Turing Recognizable, Turing Decidable and Turing Enumerable

A Turing Machine can end up in one of three possibilities

  1. Accept and halt by ending up in q_{accept}.
  2. Reject and halt by ending up in q_{reject}.
  3. Run forever.

Turing Recognizable

The language recognized by a Turing Machine is the set of strings that the machine accepts.

A language is Turing recognizable if it is recognized by some Turing Machine. Thus, if a string belongs to a a language that is Turing recognizable, there exists some Turing Machine which will accept that string. However, strings that do not belong to the language may run forever.

Turing Decidable

A Turing Machine is a decider if it halts on every input.

A language is Turing decidable if it is recognized by a Turing Machine decider. Thus, in addition to the Turing Machine accepting all strings that belong to the language, it should reject all strings that do not belong to the language. The machine halts on every input.

It is easy to see that every Turing Decidable language is Turing Recognizable.

Turing Enumerable

A Turing Machine (with an additional output tape) is an enumerator for a language if when started on an empty input, it writes all strings that belong to the language on the output tape. For the sake of clarity, each string is separated by a distinct symbol.

A TM enumerator ensures two things

  1. Only strings that belong to the language appear on the output tape
  2. If a string belongs to the language, it will be written on the ouput tape after some finite amount of time.

While enumerating, the strings can appear multiple times or/and out-of-order.

A language is Turing enumerable if some Turing Machine enumerates it.

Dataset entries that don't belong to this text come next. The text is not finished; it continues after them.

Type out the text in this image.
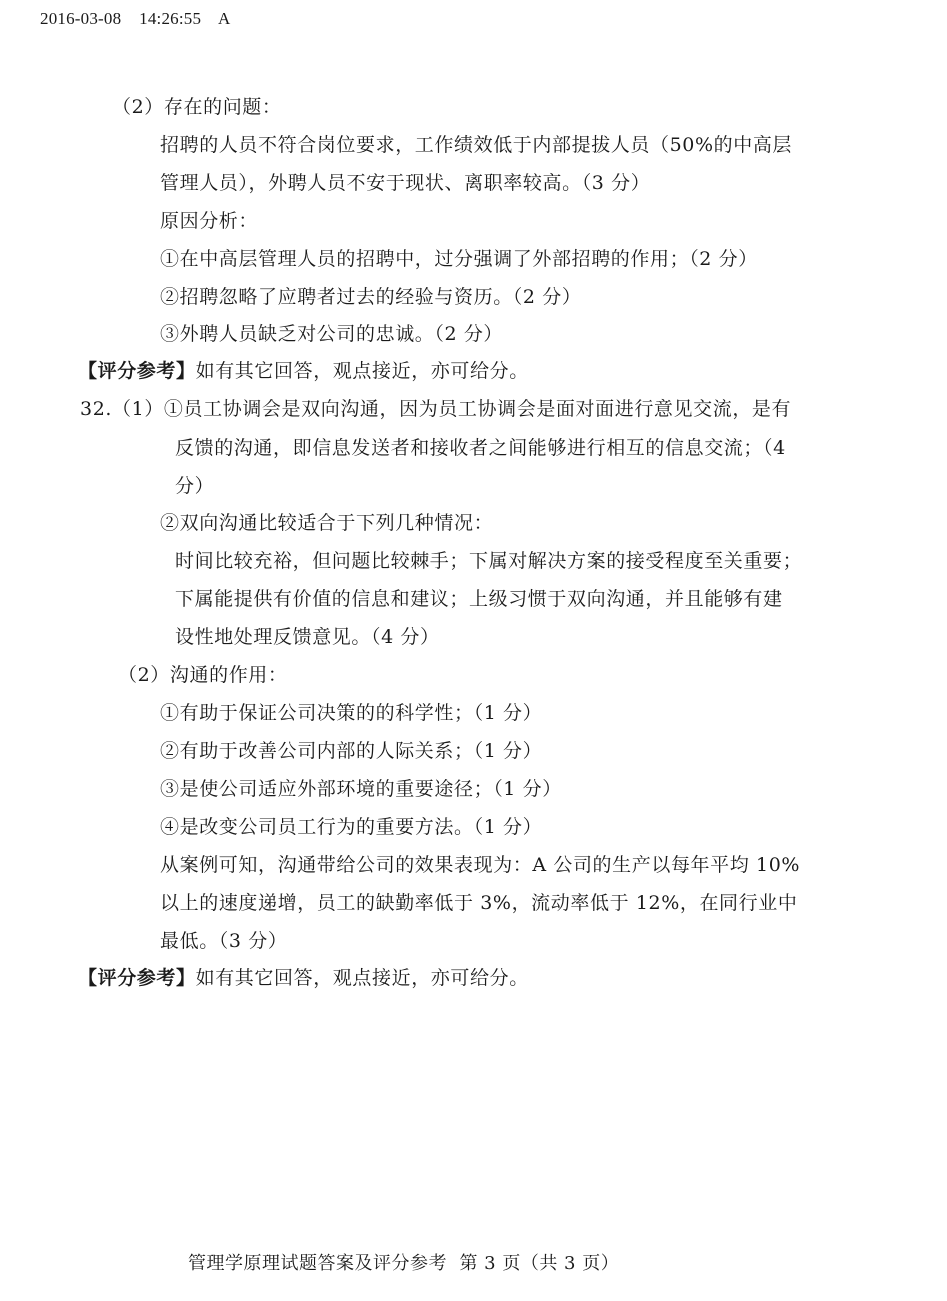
2016-03-08    14:26:55    A
（2）存在的问题：
招聘的人员不符合岗位要求，工作绩效低于内部提拔人员（50%的中高层
管理人员），外聘人员不安于现状、离职率较高。（3 分）
原因分析：
①在中高层管理人员的招聘中，过分强调了外部招聘的作用；（2 分）
②招聘忽略了应聘者过去的经验与资历。（2 分）
③外聘人员缺乏对公司的忠诚。（2 分）
【评分参考】如有其它回答，观点接近，亦可给分。
32.（1）①员工协调会是双向沟通，因为员工协调会是面对面进行意见交流，是有
反馈的沟通，即信息发送者和接收者之间能够进行相互的信息交流；（4
分）
②双向沟通比较适合于下列几种情况：
时间比较充裕，但问题比较棘手；下属对解决方案的接受程度至关重要；
下属能提供有价值的信息和建议；上级习惯于双向沟通，并且能够有建
设性地处理反馈意见。（4 分）
（2）沟通的作用：
①有助于保证公司决策的的科学性；（1 分）
②有助于改善公司内部的人际关系；（1 分）
③是使公司适应外部环境的重要途径；（1 分）
④是改变公司员工行为的重要方法。（1 分）
从案例可知，沟通带给公司的效果表现为：A 公司的生产以每年平均 10%
以上的速度递增，员工的缺勤率低于 3%，流动率低于 12%，在同行业中
最低。（3 分）
【评分参考】如有其它回答，观点接近，亦可给分。
管理学原理试题答案及评分参考  第 3 页（共 3 页）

Enumerable implies Recognizable

Say the language L is Turing Enumerable. Let the machine E be the enumerator for it.

To recognize L

  1. On input w, run E
  2. When E outputs a string, say x, check whether w == x.
  3. If yes, accept.

If w \in L, after a finite amount of time it will be accepted. If w \notin L, the machine may run forever.

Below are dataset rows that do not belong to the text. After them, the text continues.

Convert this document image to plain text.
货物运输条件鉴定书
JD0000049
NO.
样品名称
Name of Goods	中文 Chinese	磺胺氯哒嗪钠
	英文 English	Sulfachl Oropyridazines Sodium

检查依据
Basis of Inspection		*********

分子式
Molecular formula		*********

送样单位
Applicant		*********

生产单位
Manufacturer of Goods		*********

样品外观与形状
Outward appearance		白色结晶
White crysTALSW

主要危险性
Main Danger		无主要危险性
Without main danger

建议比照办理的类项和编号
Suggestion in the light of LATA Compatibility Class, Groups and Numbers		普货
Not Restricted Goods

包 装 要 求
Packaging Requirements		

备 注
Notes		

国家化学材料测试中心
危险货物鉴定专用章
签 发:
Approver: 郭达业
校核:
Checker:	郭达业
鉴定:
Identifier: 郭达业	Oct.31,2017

Recognizable implies Enumerable

Say the language L is Turing Recognizable. Let the machine R be the recognizer for it.

To enumerate L

  1. On empty input
  2. i = 0
  3. Repeat
    1. i = i+1
    2. Generate first i strings (in some order) from \Sigma^*. Let these be w_1 \cdots w_i.
    3. For each w_j
      1. Run R on w_j for at max i transitions
      2. If R accepts w_j, print w_j on the output tape

Each string w is limited to i number of transitions on R. This ensures that the above algorithm never gets stuck. i is incremented in each iteration. This gives the option to rerun R on the same string for greater number of transitions.

Say R accepts w in s transitions. Let w be the t^\text{th} string in order in \Sigma^*. Then, the enumerator is guaranteed to output the string in max(t,s) iterations.

Every string that is accepted gets printed on the output tape infinite number of times.